2.3.1. Voorop staat dat de gegevens in de basisadministratie betrouwbaar en duidelijk moeten zijn. De gebruikers van de gegevens moeten erop kunnen vertrouwen dat de gegevens in beginsel juist zijn. Voor de gegevens omtrent de burgerlijke staat die niet aan de Nederlandse burgerlijke stand kunnen worden ontleend, is een rangorde aangegeven in de geschriften waaraan deze gegevens mogen worden ontleend. Aan een 'lager' document mogen gegevens worden ontleend wanneer op het moment van inschrijving in redelijkheid geen beter document kan worden overgelegd.
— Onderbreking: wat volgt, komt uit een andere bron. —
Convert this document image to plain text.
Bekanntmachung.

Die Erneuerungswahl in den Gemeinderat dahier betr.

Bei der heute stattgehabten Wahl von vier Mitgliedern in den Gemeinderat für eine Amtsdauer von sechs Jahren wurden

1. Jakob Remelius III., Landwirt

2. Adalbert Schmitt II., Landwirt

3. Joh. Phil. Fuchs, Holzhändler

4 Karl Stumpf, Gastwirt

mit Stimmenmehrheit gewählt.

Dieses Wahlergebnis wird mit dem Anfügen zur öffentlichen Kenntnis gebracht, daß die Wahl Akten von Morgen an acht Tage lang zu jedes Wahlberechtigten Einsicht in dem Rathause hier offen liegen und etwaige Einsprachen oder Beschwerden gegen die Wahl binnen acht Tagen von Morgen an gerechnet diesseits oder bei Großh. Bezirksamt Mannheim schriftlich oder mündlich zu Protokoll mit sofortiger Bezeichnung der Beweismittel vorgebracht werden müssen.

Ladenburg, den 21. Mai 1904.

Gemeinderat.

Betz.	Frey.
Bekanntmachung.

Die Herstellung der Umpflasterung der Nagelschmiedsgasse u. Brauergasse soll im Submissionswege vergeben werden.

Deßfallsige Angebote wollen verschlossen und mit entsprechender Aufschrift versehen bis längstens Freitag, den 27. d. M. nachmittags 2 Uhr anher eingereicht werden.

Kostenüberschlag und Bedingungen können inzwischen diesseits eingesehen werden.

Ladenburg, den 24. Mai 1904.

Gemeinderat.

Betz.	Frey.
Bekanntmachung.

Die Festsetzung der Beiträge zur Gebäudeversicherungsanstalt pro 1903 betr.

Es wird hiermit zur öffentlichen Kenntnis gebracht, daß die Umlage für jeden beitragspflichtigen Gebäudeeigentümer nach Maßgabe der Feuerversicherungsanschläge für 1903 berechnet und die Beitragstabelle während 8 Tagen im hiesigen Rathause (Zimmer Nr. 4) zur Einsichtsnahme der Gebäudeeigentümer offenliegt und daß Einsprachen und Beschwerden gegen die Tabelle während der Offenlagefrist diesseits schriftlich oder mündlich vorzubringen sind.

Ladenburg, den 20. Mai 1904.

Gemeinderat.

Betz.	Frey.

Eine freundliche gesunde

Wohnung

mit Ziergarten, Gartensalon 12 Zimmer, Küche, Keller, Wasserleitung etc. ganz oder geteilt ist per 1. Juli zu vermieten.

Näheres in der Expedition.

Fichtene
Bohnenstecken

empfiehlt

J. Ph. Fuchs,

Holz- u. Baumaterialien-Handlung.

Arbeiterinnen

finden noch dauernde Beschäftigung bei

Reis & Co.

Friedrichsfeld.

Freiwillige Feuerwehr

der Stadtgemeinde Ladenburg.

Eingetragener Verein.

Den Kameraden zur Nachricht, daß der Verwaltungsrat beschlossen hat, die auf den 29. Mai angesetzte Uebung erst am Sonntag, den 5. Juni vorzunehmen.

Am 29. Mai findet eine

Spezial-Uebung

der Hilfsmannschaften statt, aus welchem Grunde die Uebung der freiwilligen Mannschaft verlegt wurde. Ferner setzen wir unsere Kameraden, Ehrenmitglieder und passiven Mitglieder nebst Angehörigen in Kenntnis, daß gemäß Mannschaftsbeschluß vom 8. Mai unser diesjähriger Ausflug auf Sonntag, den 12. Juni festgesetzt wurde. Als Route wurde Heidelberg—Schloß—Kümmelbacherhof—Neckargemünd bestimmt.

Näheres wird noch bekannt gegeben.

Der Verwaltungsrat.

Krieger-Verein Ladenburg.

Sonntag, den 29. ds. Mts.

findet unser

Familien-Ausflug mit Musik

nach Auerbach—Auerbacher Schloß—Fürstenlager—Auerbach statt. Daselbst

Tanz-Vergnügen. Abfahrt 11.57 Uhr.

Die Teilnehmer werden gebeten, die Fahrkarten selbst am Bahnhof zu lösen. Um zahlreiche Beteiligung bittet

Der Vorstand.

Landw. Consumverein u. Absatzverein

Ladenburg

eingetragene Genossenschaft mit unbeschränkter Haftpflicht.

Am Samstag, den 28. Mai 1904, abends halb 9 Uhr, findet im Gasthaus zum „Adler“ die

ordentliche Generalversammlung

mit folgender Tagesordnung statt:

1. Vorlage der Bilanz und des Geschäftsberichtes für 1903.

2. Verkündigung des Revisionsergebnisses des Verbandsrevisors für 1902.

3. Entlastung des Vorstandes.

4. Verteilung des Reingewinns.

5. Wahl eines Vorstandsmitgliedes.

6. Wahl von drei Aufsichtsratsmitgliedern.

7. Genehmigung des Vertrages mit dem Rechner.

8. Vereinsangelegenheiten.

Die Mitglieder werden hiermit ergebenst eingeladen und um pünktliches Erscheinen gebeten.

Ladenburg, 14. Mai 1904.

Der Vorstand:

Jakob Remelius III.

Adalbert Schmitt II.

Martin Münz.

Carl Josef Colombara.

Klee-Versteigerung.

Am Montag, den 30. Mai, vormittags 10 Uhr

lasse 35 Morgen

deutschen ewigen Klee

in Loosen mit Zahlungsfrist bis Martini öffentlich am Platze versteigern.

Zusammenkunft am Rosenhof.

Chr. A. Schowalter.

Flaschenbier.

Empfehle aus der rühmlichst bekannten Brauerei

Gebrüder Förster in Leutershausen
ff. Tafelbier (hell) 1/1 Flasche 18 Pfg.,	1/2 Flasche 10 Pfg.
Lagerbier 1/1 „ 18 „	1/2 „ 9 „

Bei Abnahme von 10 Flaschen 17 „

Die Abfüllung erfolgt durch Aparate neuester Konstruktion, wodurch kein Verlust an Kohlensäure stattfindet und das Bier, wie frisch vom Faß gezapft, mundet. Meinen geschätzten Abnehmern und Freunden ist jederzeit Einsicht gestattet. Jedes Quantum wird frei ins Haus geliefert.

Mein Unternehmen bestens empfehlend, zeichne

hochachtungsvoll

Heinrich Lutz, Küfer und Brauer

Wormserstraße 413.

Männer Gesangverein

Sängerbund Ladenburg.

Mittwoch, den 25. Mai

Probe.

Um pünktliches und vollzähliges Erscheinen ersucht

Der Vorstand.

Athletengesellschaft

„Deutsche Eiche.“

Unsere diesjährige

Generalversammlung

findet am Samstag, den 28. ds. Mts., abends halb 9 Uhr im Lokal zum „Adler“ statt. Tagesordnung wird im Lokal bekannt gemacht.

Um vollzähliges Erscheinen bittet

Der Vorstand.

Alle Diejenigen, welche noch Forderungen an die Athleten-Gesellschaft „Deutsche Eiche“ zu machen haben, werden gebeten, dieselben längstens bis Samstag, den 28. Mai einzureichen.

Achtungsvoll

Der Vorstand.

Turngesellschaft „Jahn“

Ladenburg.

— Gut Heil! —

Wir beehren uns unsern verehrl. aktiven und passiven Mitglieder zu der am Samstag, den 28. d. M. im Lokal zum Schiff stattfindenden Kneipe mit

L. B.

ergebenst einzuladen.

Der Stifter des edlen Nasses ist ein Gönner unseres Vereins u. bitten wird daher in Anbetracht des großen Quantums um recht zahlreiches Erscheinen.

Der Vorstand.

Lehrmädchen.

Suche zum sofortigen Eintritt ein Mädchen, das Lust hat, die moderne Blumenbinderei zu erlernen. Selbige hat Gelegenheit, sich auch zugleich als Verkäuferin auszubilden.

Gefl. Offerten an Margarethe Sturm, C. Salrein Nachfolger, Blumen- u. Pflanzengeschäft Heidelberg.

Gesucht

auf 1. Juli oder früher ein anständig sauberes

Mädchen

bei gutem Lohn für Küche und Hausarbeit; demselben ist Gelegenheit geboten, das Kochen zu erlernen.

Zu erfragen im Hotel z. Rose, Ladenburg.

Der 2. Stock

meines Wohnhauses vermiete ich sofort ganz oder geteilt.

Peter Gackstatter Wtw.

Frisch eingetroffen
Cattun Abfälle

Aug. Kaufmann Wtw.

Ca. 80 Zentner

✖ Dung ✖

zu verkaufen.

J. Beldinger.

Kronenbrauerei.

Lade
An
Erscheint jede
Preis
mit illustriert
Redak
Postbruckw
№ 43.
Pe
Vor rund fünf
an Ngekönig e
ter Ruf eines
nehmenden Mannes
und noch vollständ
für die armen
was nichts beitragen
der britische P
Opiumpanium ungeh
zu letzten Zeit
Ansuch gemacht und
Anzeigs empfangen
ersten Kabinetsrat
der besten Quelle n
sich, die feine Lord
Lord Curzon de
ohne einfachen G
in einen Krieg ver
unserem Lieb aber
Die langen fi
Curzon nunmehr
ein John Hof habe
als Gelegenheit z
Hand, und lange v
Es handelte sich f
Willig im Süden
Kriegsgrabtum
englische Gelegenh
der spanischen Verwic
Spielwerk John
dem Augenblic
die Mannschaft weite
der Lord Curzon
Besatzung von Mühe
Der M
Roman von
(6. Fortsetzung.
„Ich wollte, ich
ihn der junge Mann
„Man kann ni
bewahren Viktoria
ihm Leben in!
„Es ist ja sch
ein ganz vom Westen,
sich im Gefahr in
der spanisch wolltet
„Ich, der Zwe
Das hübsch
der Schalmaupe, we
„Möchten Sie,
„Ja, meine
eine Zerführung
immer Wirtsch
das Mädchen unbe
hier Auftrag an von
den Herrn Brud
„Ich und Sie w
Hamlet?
Dit doet evenwel niet af aan de plicht van de burger om eventueel na de inschrijving alsnog zo sterk mogelijke documenten te leveren (TK 1988-1989, 21 123, nr. 3, blz. 44 en 45).
[appellante] is vanaf […] 1992 ingeschreven in het toenmalige bevolkingsregister van de gemeente Hengelo als zijnde gehuwd met [echtgenoot]. De gegevens zijn opgetekend op basis van een door [appellante] afgelegde en ondertekende verklaring ten overstaan van een ambtenaar van de gemeente Hengelo.
De rechtbank heeft met juistheid overwogen dat gegevens in de GBA slechts onder omstandigheden, na overtuigend bewijs, kunnen worden gewijzigd en uitsluitend indien daartoe een door de wet aangewezen geschikt document wordt overgelegd. Met de rechtbank wordt geoordeeld dat [appellante] er niet in is geslaagd overtuigend te bewijzen dat de in 1992 door haar verstrekte gegevens feitelijk onjuist zijn. [appellante] heeft immers geen geschrift als bedoeld in artikel 36, tweede lid, van de Wet GBA overgelegd. Anders dan [appellante] betoogt, staat artikel 36, tweede lid, van de Wet GBA bewijs door middel van getuigenverklaringen niet toe. [appellante] heeft niet aannemelijk gemaakt dat de gegevens omtrent haar huwelijkse staat niet kunnen worden verkregen aan de hand van brondocumenten in de zin van artikel 36, tweede lid, van de Wet GBA.
De rechtbank heeft dan ook terecht geoordeeld dat het college zich op het standpunt heeft kunnen stellen dat van de juistheid van de in 1992 ten overstaan van de bevolkingsambtenaar afgelegde verklaring moet worden uitgegaan, nu niet onomstotelijk vaststaat dat deze feitelijk onjuist is. Het betoog faalt.
2.4. Het hoger beroep is ongegrond. De aangevallen uitspraak dient te worden bevestigd.
2.5. Voor een proceskostenveroordeling bestaat geen aanleiding.
De Afdeling bestuursrechtspraak van de Raad van State
Recht doende in naam der Koningin:
bevestigt de aangevallen uitspraak.
Aldus vastgesteld door mr. C.H.M. van Altena, lid van de enkelvoudige kamer, in tegenwoordigheid van mr. A.M.E.A. Neuwahl, ambtenaar van Staat.